コロナ禍の「上乗せ失業保険」は再雇用の妨げ 毎週600ドル追加、職場復帰意欲減

 新型コロナウイルスの影響で解雇された人の約半数が、通常の収入よりも多額の失業給付金をもらっていることから、雇用主から「事業再開の計画を複雑にしている」との声があがっている。ウォール・ストリート・ジャーナルが28日、報じた。
 3月に可決された新型コロナウイルス刺激策一括法では、毎週600ドル(約6万4110円)が7月31日まで、失業給付金に上乗せされる。これにより、失業者が1週間に受ける給付金の額は、昨年平均の377ドル97セントを大きく上回り約978ドルとなる。
 労働省の統計によると、2020年の第1四半期、フルタイム労働者の半数の収入は、週957ドル以下だった。
 今回失業保険に上乗せされる600ドルは、時給15ドルでフルタイムで働いた収入と同額。一方、米国の21州の連邦最低賃金は現在7ドル25セント。600ドルは、これまで民主党議員が引き上げようと検討していた連邦最低賃金の目標額にあたる。また、上乗せさせる額は、各労働者の賃金に調整することが旧式のテクノロジーにより不可能だったため、定額になったという。
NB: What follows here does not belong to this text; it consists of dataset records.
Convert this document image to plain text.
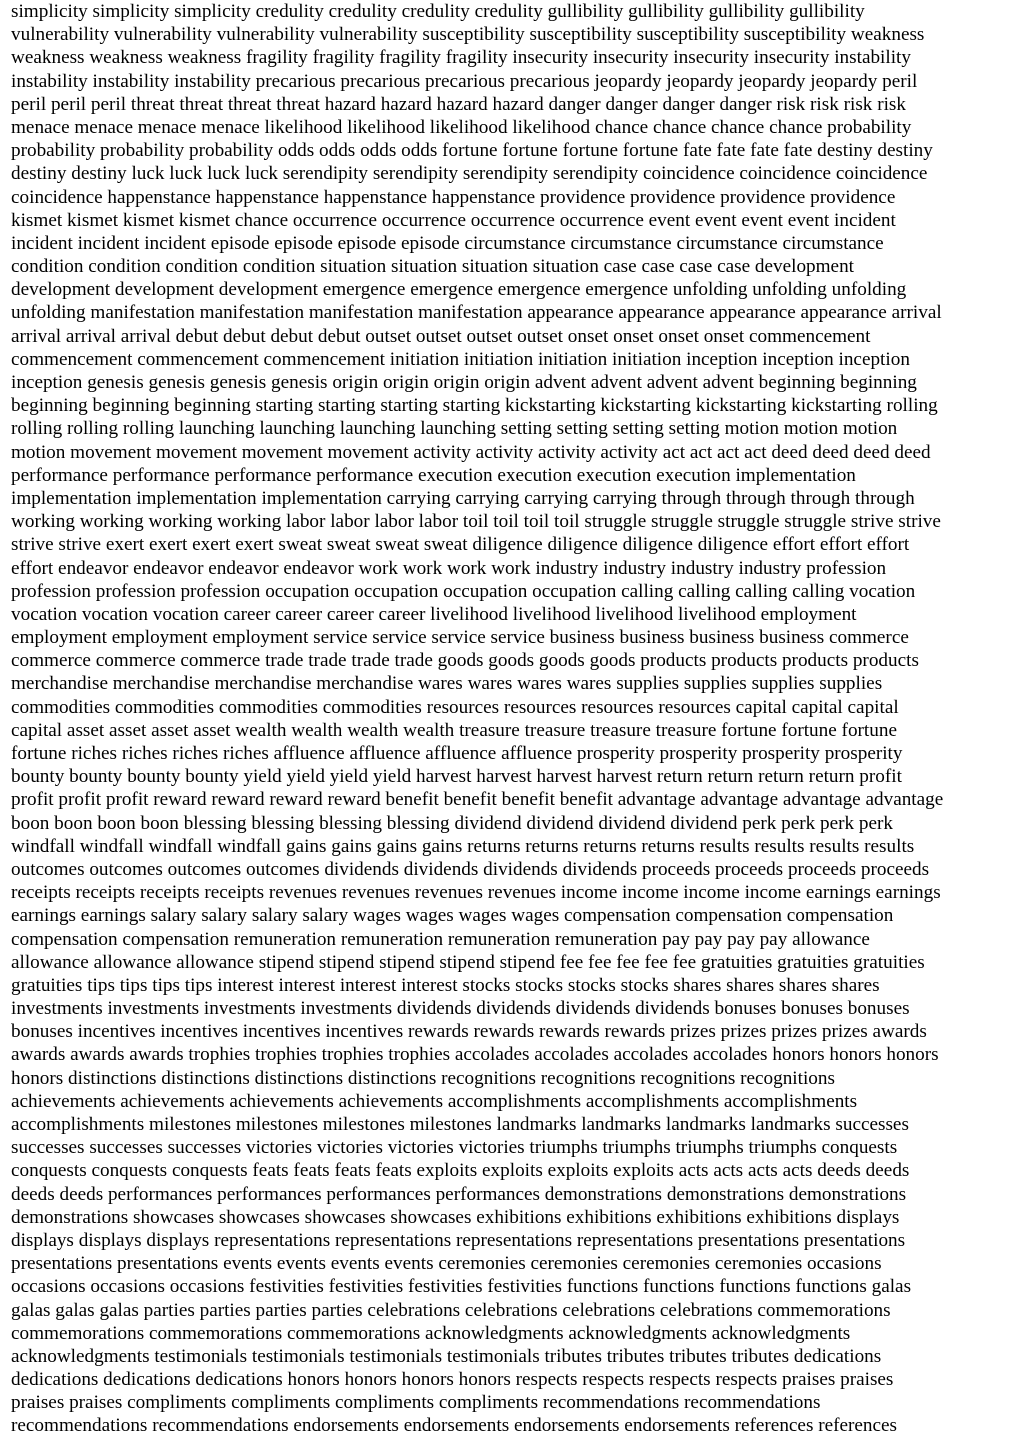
simplicity simplicity simplicity credulity credulity credulity credulity gullibility gullibility gullibility gullibility
vulnerability vulnerability vulnerability vulnerability susceptibility susceptibility susceptibility susceptibility weakness
weakness weakness weakness fragility fragility fragility fragility insecurity insecurity insecurity insecurity instability
instability instability instability precarious precarious precarious precarious jeopardy jeopardy jeopardy jeopardy peril
peril peril peril threat threat threat threat hazard hazard hazard hazard danger danger danger danger risk risk risk risk
menace menace menace menace likelihood likelihood likelihood likelihood chance chance chance chance probability
probability probability probability odds odds odds odds fortune fortune fortune fortune fate fate fate fate destiny destiny
destiny destiny luck luck luck luck serendipity serendipity serendipity serendipity coincidence coincidence coincidence
coincidence happenstance happenstance happenstance happenstance providence providence providence providence
kismet kismet kismet kismet chance occurrence occurrence occurrence occurrence event event event event incident
incident incident incident episode episode episode episode circumstance circumstance circumstance circumstance
condition condition condition condition situation situation situation situation case case case case development
development development development emergence emergence emergence emergence unfolding unfolding unfolding
unfolding manifestation manifestation manifestation manifestation appearance appearance appearance appearance arrival
arrival arrival arrival debut debut debut debut outset outset outset outset onset onset onset onset commencement
commencement commencement commencement initiation initiation initiation initiation inception inception inception
inception genesis genesis genesis genesis origin origin origin origin advent advent advent advent beginning beginning
beginning beginning beginning starting starting starting starting kickstarting kickstarting kickstarting kickstarting rolling
rolling rolling rolling launching launching launching launching setting setting setting setting motion motion motion
motion movement movement movement movement activity activity activity activity act act act act deed deed deed deed
performance performance performance performance execution execution execution execution implementation
implementation implementation implementation carrying carrying carrying carrying through through through through
working working working working labor labor labor labor toil toil toil toil struggle struggle struggle struggle strive strive
strive strive exert exert exert exert sweat sweat sweat sweat diligence diligence diligence diligence effort effort effort
effort endeavor endeavor endeavor endeavor work work work work industry industry industry industry profession
profession profession profession occupation occupation occupation occupation calling calling calling calling vocation
vocation vocation vocation career career career career livelihood livelihood livelihood livelihood employment
employment employment employment service service service service business business business business commerce
commerce commerce commerce trade trade trade trade goods goods goods goods products products products products
merchandise merchandise merchandise merchandise wares wares wares wares supplies supplies supplies supplies
commodities commodities commodities commodities resources resources resources resources capital capital capital
capital asset asset asset asset wealth wealth wealth wealth treasure treasure treasure treasure fortune fortune fortune
fortune riches riches riches riches affluence affluence affluence affluence prosperity prosperity prosperity prosperity
bounty bounty bounty bounty yield yield yield yield harvest harvest harvest harvest return return return return profit
profit profit profit reward reward reward reward benefit benefit benefit benefit advantage advantage advantage advantage
boon boon boon boon blessing blessing blessing blessing dividend dividend dividend dividend perk perk perk perk
windfall windfall windfall windfall gains gains gains gains returns returns returns returns results results results results
outcomes outcomes outcomes outcomes dividends dividends dividends dividends proceeds proceeds proceeds proceeds
receipts receipts receipts receipts revenues revenues revenues revenues income income income income earnings earnings
earnings earnings salary salary salary salary wages wages wages wages compensation compensation compensation
compensation compensation remuneration remuneration remuneration remuneration pay pay pay pay allowance
allowance allowance allowance stipend stipend stipend stipend stipend fee fee fee fee fee gratuities gratuities gratuities
gratuities tips tips tips tips interest interest interest interest stocks stocks stocks stocks shares shares shares shares
investments investments investments investments dividends dividends dividends dividends bonuses bonuses bonuses
bonuses incentives incentives incentives incentives rewards rewards rewards rewards prizes prizes prizes prizes awards
awards awards awards trophies trophies trophies trophies accolades accolades accolades accolades honors honors honors
honors distinctions distinctions distinctions distinctions recognitions recognitions recognitions recognitions
achievements achievements achievements achievements accomplishments accomplishments accomplishments
accomplishments milestones milestones milestones milestones landmarks landmarks landmarks landmarks successes
successes successes successes victories victories victories victories triumphs triumphs triumphs triumphs conquests
conquests conquests conquests feats feats feats feats exploits exploits exploits exploits acts acts acts acts deeds deeds
deeds deeds performances performances performances performances demonstrations demonstrations demonstrations
demonstrations showcases showcases showcases showcases exhibitions exhibitions exhibitions exhibitions displays
displays displays displays representations representations representations representations presentations presentations
presentations presentations events events events events ceremonies ceremonies ceremonies ceremonies occasions
occasions occasions occasions festivities festivities festivities festivities functions functions functions functions galas
galas galas galas parties parties parties parties celebrations celebrations celebrations celebrations commemorations
commemorations commemorations commemorations acknowledgments acknowledgments acknowledgments
acknowledgments testimonials testimonials testimonials testimonials tributes tributes tributes tributes dedications
dedications dedications dedications honors honors honors honors respects respects respects respects praises praises
praises praises compliments compliments compliments compliments recommendations recommendations
recommendations recommendations endorsements endorsements endorsements endorsements references references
 刺激策の本来の目的は、低賃金労働者を数カ月間、経済的被害から保護するため、また経済再開時の景気回復に向け、消費者の購買力を促進させるためだった。
 しかし、いつも働いて得る収入よりも、失業保険の方が高い金額をもらえることから、一時的に解雇された人々は今後、事業が再開されても、しばらくは再雇用を求めないことが懸念されている。